DEL MAR — For someone who feels as natural in the water as anything, Roy Perkins Jr., is contemplating hanging up the goggles.
Though the Del Mar resident has a couple of things he wants accomplish later this month before making any final decisions about that — namely, winning another gold medal at the Paralympic Games in Rio.
His other goal: beating longtime rival and Brazilian swimmer Daniel Dias.
“It’s kind of like an all or nothing thing,” Perkins, 26, said. “Not that I couldn’t come back next time, but I’ve put so much training into this. Also my main rival is from Brazil, so that kind of puts emphasis on it.”
The swimmers have exchanged wins and losses for “forever,” according to Perkins’s coach Don Watkinds.
Between them, all the competitions have been won or lost within a couple tenths of a second, said Watkinds.
Perkins has never beaten him in freestyle, which is something he said he wants to do this time around.
But Perkins, who was born without hands and feet, said his swim year has been filled with some ups and downs, though he added that he’s peaking just at the right time for the Paralympics.
Learning to swim some 13 years ago, Perkins remembers the feeling he had on first entering the pool.
“I just remember it was kind of a weird feeling,” Perkins said. “Not necessarily bad, just a new environment. I never would have imagined that I’d be competing for the gold medal doing that,” he said.
Now, he doesn’t think twice about being in the water.
That much is apparent with the number of medals he’s already won. For the swimmer whose best event is the 50-meter butterfly, he brought home a gold medal from the 2008 Beijing Games in that race. Over his two appearances in the Paralympic Games, the other being the 2012 London Games, he’s won six medals, including the gold.
When Watkinds first met Perkins 13 years ago he didn’t know what kind of swimmer — if one at all — Perkins would be.
“He (Perkins) wanted to swim and we had a place to swim,” Watkinds said.
It began simply enough.
After a year of working together, though, he could see the swimmer’s potential emerging.
“He put in the time, he put in the work and he put in the effort, both mentally and physically,” Watkinds said. “And at that point you knew that we had a chance to be competitive and to do something,” he said.
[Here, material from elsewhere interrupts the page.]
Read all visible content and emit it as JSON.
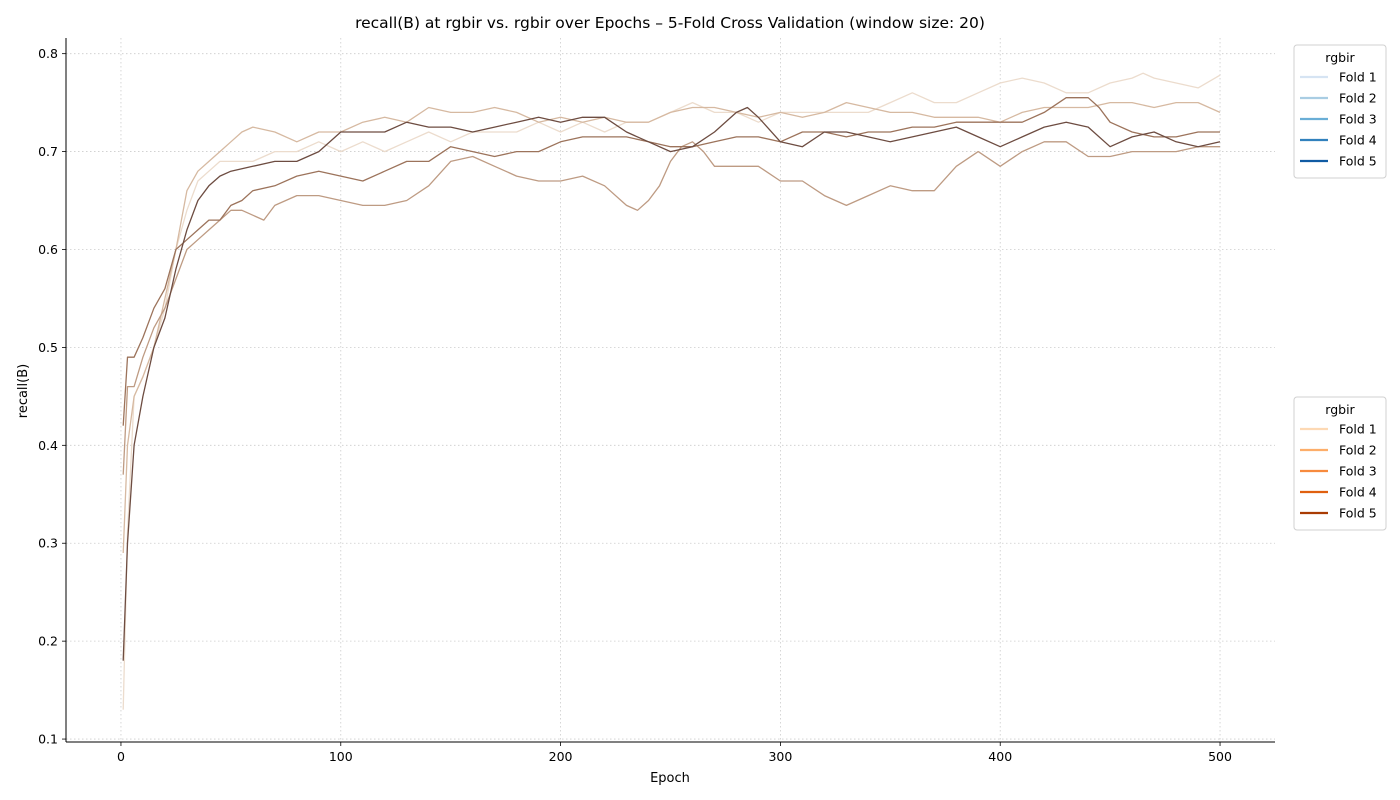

Watkinds has spent many years training swimmers that eventually went on to compete in the Paralympics.
After not winning the gold medal in London, Perkins said the last four years have been focused on getting back to the center podium.
“The hard training is actually done,” he said as he readies to head to Rio. “I’m in the pool everyday, but not swimming really hard.”
As a veteran competitor in the Paralympic Games, Perkins, who Watkinds described as “quiet,” but who has a “great sense of humor,” is expecting to help the younger and first time athletes adjust.
“Definitely,” Perkins said. “It can be a little overwhelming, and having been to two, I think really helps. I’m expecting to be very calm and relaxed. At least I am right now. There’s always a little bit of nerves once I get there.”
But a few months ago, he took a trip to Rio to get a sneak peek at the venues.
“It should be pretty smooth for me, so hopefully I can help some of the newer people adjust to it,” Perkins said.
He hasn’t heard from other Team USA swimmers that have already competed in the Olympics about what to expect, though.
What Watkinds envisions for Perkins this time around: “All golds, of course,” he said with a laugh.
Even though it might be Perkins’s last games, Watkinds said physically, he’s capable of coming back and winning again.
“If he decides he wants to do it, he’s well within his abilities to come back and do his best-ever swims,” Watkinds said.
And while swimming will take his attentions when the games open Sept. 7, Perkins, on his return, will be on the move shortly thereafter, when he heads north to the campus of Stanford, where he’ll resume his education, majoring in Earth Systems.